Products that come in a range of sizes but have a single Bill of Materials (where the difference in gross amount between the sizes is accounted for in pattern grading and size curves) are not required to break out each size separately and can share the same product assessment. If products have separate Bills of Materials, then they should be set up as separate product assessments.
The default unit for specifying amounts of materials is kilograms. This unit can be changed to other mass units (grams, milligrams, pounds, ounces). When using Custom Materials that have been created with customized Units of Measure and Yield Conversions, additional units of measure can be selected (such as yards, square feet, and cubic inches).
The default unit for trims and packaging is “units.” This means that the unit of measure is built into the Trim or Packaging option itself. For instance, for a product like a button, a unit would be a piece (i.e., a single button). For shoelaces, a unit could represent a pair of laces. For zipper tape, a unit could represent one linear centimeter. It is important to specify the unit type quantifying theTrim or Packaging. An easy way to ensure recognition for all users is to add the unit type into the Trim or Packaging name. For instance, “Zipper Tape (per cm)” or “Shoelace (pair).”

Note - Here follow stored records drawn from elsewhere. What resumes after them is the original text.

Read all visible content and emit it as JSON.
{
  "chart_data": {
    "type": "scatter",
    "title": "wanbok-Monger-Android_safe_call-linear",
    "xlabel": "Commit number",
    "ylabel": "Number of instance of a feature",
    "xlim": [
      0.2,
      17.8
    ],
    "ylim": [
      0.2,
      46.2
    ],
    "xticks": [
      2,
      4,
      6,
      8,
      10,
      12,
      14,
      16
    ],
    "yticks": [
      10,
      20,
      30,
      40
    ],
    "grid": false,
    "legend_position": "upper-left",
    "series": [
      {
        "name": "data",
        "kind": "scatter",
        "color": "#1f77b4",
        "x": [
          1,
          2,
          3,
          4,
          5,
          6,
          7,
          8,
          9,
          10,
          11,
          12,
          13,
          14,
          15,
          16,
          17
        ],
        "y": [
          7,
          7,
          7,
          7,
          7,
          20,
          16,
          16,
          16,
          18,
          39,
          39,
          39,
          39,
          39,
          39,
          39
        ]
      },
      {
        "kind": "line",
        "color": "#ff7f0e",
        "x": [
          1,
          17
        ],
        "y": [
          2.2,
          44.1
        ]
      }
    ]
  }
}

Examples (Specifying Amounts)
A garment requires 2 yards of fabric to accommodate the pattern pieces. Even though the end product doesn’t use all 2 yards (since there is cutting waste), the Bill of Materials should specify 2 yards, as that is the gross amount of material needed.
A pair of sneakers requires 250 grams of rubber to make the outsole. After trimming, the outsole only weighs 200 grams. The Bill of Materials should specify the gross amount of 250 grams of rubber.
A t-shirt comes in a range of sizes from extra-small to extra-large. Even though the final products have different weights, there is only one Bill of Materials that specifies 1.5 yards of material per t-shirt. Only one product assessment is needed for this product and the Bill of Materials should specify 1.5 yards of material.